4. Mengkaji pemahaman ayat-ayat itu dari
pemahaman berbagai aliran dan pendapat para mufasir, baik yang klasik maupun
kontemporer.
5. Semua itu dikaji dengan secara tuntas dan
serksama dengan menggunakan penalaran yang objektif[6]
Kelebihan metode tematik
a. Menjawab tantangan zaman, kajian metode
tematik ditujukan untuk menyelesajkan permasalahan. Itulah sebabnya metode ini
mengkaji semua ayat Al-Quran yang berbicara tentang kasus yang dibahas secara
tuntas. Dari berbagai aspeknya.
b. Paraktis dan sistematis, tafsir dengan metode
tematik disusun secara praktis dan sistematis dalam memecahkan permasalahan
yang timbul.
c. Dinamis, sesuai dengan tuntutan zaman sehingga
terasa sekali bahwa Al-Quran selalu aktual, tak pernah ketinggalan zaman.
d. Membuat pemahaman menjadi utuh, dengan diterapkan
judul-judul yang akan dibahas, maka pemahaman ayat-ayat Al-Quran dapat diserap
secara utuh.
Kekurangan metode tematik
a. Memenggal ayat Al-Quran, yaitu mengambil satu
kasus yang terdapat di dalam satu ayat atau lebih yang mengandung banyak
permasalanan yang berbeda, misalnya petunjuk tentang shalat dan zakat.
b. Membatasi pemahaman ayat, dengan ditetapkannya
judul penafsiran, maka pemahaman suatu ayat menjadi terbatas pada permasalahan
yang dibahas tersebut.
Referensi
al-A’ridl, Ali Hasan, Sejarah dan Metodologi
Tafsir, th. 1994, Rajawali Pers,
Jakarta
Baidan, Nashruddin, Metodologi Penafsiran Al-Quran,
th. 2000, Pustaka Pelajar, Yogyakarta
Baidan, Nashruddin, Wawasan Baru Ilmun Tafsir, th.
2005, Pustaka Pelajar, Yogyakarta
[2] Nashruddin baidan, Metodologi Penafsiran Al-Quran, hal. 31, th.

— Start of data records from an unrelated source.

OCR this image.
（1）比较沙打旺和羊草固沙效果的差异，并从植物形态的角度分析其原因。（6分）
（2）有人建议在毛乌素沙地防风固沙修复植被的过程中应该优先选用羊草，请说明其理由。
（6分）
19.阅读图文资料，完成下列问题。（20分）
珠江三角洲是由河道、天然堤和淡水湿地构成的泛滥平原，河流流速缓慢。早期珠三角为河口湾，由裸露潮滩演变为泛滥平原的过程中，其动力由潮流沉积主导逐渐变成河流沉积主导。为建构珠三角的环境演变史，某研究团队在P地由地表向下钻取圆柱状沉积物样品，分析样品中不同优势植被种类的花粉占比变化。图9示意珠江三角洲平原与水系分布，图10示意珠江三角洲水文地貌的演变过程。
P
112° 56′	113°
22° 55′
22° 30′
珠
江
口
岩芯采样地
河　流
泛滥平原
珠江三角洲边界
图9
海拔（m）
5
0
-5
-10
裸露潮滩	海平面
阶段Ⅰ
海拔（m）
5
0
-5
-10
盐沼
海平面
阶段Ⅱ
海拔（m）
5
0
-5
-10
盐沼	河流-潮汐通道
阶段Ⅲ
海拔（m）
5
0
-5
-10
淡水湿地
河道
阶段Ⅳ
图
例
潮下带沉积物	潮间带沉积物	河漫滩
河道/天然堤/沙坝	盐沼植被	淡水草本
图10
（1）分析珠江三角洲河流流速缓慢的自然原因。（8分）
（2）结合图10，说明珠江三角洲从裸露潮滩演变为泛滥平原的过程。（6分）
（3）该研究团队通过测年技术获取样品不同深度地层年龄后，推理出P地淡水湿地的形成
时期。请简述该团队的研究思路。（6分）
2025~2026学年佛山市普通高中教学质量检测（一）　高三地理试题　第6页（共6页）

2000, Pustaka Pelajar, Yogyakarta
[3] Israiliat ”segala sesuatu yang bersumber dari
kebudayaan Yahudi atau Nasrani, baik yang termaktub di dalam kitab Taurat, Injil
dan penafsiran-penafsirannya maupun pendpat orang-orang Yahudi atau Nashranimengenai
ajaran agama mereka”.
[6] Nashruddin baidan, Metodologi Penafsiran Al-Quran, hal. 152, th.